Le bilan de quatre ans de « Un chez soi d’abord » s’avère particulièrement positif : seuls 10 % des  bénéficiaires ont abandonné en cours de route et on constate un meilleur rétablissement médical au  bout de 12 mois ainsi que de nombreuses réussites en termes d’insertion sociale. De surcroît, le volet  économique de l’étude permet de mesurer l’efficacité en matière de coûts puisque les personnes logées  fréquentent beaucoup moins les hôpitaux et services d’urgence. 

Développer l’accompagnement social des familles en situation de rue : équipes mobiles  pluridisciplinaires spécialisées, développement des centres d’hébergement et de logements adaptés,  action socio-éducative adaptée, projet global d’insertion pour les familles migrantes  intracommunautaires, déploiement des plateformes régionales d’accueil, d’information, d’orientation  et de suivi (AIOS) des occupants de campements illicites et bidonvilles. 

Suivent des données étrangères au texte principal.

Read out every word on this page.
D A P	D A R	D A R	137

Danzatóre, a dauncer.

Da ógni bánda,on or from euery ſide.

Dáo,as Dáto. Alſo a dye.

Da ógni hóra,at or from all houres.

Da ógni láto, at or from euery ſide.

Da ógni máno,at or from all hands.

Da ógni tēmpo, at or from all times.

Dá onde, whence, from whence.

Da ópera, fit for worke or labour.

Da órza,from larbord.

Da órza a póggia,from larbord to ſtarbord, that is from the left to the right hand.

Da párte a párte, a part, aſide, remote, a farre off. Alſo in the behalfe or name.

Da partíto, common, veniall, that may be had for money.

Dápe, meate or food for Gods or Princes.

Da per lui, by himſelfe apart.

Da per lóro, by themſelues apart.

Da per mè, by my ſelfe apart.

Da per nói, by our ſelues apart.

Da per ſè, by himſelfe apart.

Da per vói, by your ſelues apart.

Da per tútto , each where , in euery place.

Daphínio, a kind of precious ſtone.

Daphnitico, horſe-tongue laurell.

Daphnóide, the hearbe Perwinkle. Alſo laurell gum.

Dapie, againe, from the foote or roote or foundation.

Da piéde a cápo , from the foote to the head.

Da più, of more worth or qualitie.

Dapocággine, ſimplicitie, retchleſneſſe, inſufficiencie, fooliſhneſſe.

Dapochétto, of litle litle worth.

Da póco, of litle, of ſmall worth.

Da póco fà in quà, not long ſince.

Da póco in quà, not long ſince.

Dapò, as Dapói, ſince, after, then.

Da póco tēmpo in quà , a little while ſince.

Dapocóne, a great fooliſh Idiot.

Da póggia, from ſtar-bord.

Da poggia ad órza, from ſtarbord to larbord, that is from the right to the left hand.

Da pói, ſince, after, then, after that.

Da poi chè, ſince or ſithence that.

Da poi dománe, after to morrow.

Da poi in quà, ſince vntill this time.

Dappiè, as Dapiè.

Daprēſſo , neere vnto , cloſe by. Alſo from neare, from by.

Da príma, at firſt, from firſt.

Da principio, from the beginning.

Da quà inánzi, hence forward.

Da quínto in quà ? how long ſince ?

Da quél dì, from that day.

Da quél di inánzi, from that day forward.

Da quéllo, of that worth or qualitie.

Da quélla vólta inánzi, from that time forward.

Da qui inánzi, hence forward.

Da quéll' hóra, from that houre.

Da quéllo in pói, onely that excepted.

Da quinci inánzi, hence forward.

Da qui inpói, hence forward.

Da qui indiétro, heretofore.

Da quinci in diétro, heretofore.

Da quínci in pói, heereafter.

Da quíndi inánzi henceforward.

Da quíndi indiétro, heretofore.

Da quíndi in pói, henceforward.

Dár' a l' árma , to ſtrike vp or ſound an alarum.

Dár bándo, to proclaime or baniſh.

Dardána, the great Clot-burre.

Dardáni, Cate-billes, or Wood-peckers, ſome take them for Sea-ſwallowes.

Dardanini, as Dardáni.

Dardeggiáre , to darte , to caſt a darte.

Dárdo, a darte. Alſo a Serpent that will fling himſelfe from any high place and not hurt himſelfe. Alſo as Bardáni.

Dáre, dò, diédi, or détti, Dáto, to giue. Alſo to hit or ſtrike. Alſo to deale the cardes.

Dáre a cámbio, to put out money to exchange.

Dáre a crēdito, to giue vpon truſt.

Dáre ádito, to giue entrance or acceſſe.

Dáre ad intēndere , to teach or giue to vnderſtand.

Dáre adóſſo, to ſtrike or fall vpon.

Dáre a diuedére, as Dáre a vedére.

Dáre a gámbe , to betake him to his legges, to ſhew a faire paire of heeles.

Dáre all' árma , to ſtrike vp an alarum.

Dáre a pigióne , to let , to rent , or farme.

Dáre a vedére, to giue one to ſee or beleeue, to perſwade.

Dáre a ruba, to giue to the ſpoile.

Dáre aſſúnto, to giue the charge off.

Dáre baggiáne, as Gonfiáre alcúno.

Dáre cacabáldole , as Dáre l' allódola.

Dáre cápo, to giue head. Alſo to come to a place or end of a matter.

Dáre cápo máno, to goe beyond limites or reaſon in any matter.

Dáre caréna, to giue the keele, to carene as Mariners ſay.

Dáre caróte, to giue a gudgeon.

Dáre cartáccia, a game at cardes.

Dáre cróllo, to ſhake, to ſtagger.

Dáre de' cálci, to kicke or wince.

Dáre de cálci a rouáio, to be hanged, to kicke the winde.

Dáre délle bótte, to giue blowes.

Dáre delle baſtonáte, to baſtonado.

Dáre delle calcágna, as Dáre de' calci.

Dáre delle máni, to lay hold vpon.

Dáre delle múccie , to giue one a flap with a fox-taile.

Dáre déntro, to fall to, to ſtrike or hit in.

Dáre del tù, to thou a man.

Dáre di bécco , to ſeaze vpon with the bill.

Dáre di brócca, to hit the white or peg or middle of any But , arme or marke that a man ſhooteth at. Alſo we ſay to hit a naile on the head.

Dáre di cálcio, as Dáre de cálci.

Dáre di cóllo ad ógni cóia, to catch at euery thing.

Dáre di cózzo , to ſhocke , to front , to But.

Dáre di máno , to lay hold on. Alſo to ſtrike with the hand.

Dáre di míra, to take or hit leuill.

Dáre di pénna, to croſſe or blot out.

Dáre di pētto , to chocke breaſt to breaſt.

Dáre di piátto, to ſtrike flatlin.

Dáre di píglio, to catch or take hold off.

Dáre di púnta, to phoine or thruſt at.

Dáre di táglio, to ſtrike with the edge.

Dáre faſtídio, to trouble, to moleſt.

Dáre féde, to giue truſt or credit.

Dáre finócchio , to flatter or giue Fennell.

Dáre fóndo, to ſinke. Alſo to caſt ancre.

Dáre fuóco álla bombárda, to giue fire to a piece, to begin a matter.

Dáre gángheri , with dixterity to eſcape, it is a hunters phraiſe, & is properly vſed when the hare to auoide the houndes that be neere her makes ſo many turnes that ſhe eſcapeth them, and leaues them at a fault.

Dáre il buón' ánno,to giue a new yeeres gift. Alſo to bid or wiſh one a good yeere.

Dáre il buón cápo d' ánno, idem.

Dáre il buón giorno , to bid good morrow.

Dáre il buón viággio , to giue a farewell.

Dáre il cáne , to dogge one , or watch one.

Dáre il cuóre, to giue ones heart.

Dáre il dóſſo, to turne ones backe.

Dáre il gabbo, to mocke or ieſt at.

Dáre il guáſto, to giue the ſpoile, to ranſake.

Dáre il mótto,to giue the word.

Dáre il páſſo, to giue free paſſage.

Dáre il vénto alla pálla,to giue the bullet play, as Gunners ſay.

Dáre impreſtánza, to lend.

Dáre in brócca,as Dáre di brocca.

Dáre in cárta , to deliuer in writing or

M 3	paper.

Mobiliser des solutions de sortie dignes et durables pour les personnes mises à l’abri chaque année  dans le cadre du plan hivernal (offre accessible, immédiate et inconditionnelle fondée sur le seul motif  de la détresse sociale et non sur la situation administrative, notamment par des places d’hébergement  pérennes). 

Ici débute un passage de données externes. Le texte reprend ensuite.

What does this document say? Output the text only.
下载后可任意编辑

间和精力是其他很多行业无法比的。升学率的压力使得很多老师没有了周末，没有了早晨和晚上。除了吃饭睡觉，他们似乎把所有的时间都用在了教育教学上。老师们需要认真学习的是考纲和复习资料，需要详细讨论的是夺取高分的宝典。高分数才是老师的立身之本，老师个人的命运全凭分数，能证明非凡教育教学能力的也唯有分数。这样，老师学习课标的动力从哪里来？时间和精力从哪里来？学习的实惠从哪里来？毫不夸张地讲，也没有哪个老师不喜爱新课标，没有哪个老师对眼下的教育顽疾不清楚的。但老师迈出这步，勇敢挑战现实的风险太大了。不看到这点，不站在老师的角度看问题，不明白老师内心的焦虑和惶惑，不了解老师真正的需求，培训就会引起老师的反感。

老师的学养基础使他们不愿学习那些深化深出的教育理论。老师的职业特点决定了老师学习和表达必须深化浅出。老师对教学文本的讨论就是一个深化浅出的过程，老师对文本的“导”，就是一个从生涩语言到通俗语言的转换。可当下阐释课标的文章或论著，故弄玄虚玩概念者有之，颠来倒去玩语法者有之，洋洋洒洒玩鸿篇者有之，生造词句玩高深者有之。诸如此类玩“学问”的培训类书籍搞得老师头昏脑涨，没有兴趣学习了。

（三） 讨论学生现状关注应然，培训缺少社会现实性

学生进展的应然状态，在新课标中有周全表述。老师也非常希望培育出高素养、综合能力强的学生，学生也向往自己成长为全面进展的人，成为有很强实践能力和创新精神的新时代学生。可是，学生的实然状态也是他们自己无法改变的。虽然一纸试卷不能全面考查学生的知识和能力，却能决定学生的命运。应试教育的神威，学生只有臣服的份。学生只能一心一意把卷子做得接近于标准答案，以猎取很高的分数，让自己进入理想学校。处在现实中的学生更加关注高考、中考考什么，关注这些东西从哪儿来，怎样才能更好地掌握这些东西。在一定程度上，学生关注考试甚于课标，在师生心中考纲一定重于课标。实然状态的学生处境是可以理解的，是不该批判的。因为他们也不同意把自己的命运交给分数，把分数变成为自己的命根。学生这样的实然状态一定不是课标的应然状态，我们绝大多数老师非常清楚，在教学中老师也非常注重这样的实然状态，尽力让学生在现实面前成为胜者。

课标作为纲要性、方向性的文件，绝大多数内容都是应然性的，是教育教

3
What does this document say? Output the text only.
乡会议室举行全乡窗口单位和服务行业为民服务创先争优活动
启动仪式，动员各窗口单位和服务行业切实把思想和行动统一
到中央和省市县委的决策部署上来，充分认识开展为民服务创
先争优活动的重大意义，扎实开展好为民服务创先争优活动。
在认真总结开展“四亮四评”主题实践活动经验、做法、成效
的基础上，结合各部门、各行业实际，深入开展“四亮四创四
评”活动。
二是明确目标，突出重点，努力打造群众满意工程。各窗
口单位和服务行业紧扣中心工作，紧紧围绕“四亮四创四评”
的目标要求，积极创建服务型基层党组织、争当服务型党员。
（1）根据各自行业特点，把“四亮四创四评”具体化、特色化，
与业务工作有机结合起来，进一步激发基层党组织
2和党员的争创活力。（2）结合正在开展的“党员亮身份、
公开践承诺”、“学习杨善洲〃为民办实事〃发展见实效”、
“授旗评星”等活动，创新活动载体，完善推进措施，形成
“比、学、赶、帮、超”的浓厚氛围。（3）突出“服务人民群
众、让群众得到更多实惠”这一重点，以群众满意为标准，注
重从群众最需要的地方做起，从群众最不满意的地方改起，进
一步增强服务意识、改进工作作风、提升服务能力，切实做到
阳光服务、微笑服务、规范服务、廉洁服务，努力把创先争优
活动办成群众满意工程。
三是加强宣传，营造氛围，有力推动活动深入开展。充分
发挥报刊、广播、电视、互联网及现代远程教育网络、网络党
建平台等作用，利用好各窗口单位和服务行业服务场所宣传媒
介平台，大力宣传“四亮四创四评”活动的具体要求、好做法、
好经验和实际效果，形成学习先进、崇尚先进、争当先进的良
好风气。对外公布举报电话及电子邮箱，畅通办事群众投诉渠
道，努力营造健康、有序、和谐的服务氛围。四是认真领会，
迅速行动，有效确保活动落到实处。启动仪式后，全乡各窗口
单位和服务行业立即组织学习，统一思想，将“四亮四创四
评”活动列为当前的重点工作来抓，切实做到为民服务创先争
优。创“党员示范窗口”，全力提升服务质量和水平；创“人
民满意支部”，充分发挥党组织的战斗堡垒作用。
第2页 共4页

Poursuivre le processus d’humanisation des centres d’hébergement : chambres individuelles ou  doubles, rénovation du bâti, développement de places pour personnes à mobilité réduite et personnes  accompagnées d’animaux. Faire évoluer les projets d’établissement des centres afin de les adapter aux  besoins des publics spécifiques. 

Mobiliser l’ensemble des structures d’hébergement pour augmenter significativement les sorties vers  le logement et diminuer la durée moyenne de séjour. 

Instaurer dans le code de l’action sociale et des familles un droit à l’accompagnement social des  familles à l’hôtel : diagnostic social dans les deux semaines pour chaque famille primo-arrivante au  115, amélioration des conditions de vie à l’hôtel, accompagnement social global, y compris vers et dans  le logement, régularisation des situations administratives des familles non expulsables hébergées à  l’hôtel depuis plus de cinq ans. 

Créer des capacités d’hébergement alternatives à l’hôtel pour les familles : logements en  intermédiation locative, appartements partagés, résidences sociales pour familles…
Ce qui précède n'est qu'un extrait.